Packer vs. Kilcullen in the New Yorker. Here's the key paragraph:
Police are another main issue. We have built the Afghan police into a less well-armed, less well-trained version of the Army and launched them into operations against the insurgents. Meanwhile, nobody is doing the job of actual policing—rule of law, keeping the population safe from all comers (including friendly fire and coalition operations), providing justice and dispute resolution, and civil and criminal law enforcement. As a consequence, the Taliban have stepped into this gap; they currently run thirteen law courts across the south, and ninety-five per cent of the work of these courts is civil law, property disputes, criminal matters, water and grazing disuptes, inheritances etc.—basic governance things that the police and judiciary ought to be doing, but instead they’re out in the countryside chasing bad guys. Where governance does exist, it is seen as corrupt or exploitative, in many cases, whereas the people remember the Taliban as cruel but not as corrupt.

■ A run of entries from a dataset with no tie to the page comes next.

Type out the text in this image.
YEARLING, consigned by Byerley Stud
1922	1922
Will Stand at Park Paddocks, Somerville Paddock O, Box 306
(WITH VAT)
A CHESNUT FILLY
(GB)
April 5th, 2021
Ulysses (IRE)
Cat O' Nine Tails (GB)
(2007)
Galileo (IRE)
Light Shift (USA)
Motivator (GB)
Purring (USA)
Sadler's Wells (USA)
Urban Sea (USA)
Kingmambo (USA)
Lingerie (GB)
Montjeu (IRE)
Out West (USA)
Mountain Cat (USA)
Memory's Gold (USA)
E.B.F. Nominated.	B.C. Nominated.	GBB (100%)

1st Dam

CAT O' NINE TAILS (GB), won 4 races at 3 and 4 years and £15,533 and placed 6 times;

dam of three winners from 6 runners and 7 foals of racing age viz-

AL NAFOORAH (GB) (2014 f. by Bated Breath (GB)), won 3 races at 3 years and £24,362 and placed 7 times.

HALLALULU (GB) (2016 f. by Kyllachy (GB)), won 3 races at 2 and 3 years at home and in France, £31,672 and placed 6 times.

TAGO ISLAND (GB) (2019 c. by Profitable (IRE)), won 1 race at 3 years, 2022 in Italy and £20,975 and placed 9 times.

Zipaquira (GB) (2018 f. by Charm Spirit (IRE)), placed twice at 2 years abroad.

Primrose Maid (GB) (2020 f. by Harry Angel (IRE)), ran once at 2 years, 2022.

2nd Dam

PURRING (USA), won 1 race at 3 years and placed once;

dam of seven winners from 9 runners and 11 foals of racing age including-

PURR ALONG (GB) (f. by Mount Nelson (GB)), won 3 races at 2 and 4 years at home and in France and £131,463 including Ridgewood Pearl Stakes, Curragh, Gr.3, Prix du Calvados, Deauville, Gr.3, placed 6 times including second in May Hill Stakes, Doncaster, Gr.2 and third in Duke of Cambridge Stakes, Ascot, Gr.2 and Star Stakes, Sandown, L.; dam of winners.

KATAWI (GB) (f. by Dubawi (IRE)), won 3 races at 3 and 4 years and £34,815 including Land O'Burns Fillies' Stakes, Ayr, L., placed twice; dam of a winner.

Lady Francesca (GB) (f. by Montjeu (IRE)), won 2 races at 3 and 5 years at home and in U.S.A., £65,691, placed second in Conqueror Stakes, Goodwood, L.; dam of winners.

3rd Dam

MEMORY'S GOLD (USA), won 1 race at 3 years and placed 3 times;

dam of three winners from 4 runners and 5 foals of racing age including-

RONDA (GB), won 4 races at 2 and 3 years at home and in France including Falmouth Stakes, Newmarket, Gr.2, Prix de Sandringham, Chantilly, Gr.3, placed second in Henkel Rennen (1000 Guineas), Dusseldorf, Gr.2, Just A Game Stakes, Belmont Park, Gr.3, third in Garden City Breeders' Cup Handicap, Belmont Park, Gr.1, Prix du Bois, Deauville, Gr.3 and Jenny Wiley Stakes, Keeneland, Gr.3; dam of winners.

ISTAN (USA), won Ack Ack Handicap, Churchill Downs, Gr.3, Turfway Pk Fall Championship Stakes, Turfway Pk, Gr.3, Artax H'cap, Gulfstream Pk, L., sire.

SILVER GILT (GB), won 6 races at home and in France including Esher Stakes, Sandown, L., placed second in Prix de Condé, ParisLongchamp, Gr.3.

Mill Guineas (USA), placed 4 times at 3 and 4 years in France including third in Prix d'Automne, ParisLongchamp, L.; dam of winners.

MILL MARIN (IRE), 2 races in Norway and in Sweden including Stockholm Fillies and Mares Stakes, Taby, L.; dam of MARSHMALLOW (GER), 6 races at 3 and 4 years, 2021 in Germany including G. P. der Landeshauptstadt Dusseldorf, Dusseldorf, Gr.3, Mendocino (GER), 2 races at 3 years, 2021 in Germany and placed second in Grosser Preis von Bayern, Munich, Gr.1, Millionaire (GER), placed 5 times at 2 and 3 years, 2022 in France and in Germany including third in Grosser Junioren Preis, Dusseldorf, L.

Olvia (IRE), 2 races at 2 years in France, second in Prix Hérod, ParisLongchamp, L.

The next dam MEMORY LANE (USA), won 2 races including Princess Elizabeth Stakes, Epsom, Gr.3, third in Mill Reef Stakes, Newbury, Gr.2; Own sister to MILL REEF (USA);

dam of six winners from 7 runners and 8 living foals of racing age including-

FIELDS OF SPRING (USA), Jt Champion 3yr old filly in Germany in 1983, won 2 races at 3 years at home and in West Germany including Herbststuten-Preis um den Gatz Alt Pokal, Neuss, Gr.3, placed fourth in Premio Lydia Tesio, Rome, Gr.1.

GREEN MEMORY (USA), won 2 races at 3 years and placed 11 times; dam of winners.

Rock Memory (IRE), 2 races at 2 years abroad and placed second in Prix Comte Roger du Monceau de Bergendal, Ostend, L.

Beyond that, I was struck by how much the Gesamteindruck of the whole thing reminded me of the sort of thing John Vann was saying in 1969 or thereabouts - it's still possible, really it is, and we can probably find a reduction in the number of troops at the same time by realigning completely around a classical counterinsurgency strategy. Kilcullen is hardly optimistic, but he's still desperately committed. (I think I've mentioned before that A Bright Shining Lie was this blog's secret sauce right back to 2003, when Donald Rumsfeld was still denying there were insurgents in Iraq.)

Now, consider this story; first of all, the Indian navy was being lionised for giving a pirate vessel the good old sturm und drang off Somalia and chastening the eurosexual NATO-weenies. It was like 2006 and the Ethiopian army all over again. However, it was only a few hours before it turned out that the Indians had sunk a Thai trawler which they apparently mistook for a pirate mothership - effectively, they saw a funny looking fisherman and just executed 14 people. Now, it's very true that foreign trawlers are a big part of the problem. Perhaps the international naval patrol could do something about it, if it can find the ships whilst also dealing with pirates.

But this is no way to do anything; I've pointed out before that the recent history of Islamist movements shows that given the choice, people will choose law in general over lawlessness.
Given the choice of what is marketed as order without law, but which as always turns out to be chaos, and some sort of legal order, the people pick the latter.
We're still offering them the Behemoth; we're on the wrong side of history, supporting the pirates, Viktor Bout, and a world of bent coppers. The upshot, as Arif Rafiq observes in an instant classic post, is that Pakistan is being turned into Iraq.

3 comments:

John B said...

It's really, really basic Thomas Hobbes stuff - people prefer living under stupid and cruel rules to no rules at all, because under the former you at least have the option of behaving in a way which doesn't get you killed.

The fact that our genius foreign policy strategists don't appear to have picked up on 300-year-old insights, much less recent philosophy and sociology, is a bit depressing...

Anonymous said...

According to a recent Chatham House report, there was a sharp dip in piracy during the months that the Islamic Courts were in charge in Somalia. You would think that Western governments would notice that kind of thing.

So why haven't our genius foreign policy strategists picked up on these 300 year old insights? I know people in Africa who think that Western governments want weak and failed states in certain areas of the world. Then there is the question of neo-liberalism that seems to induce a belief that the market is all-important and that the state and institutions are unimportant.

guthrie said...

At the end of last week I heard some talking head moron on the radio, talking about how to get resolution in aghanistan they would needed to organise talks with interested parties, i.e. Afghanistans neighbours.

Funnily enough, he never mentioned actually asking the Afghanis what they wanted.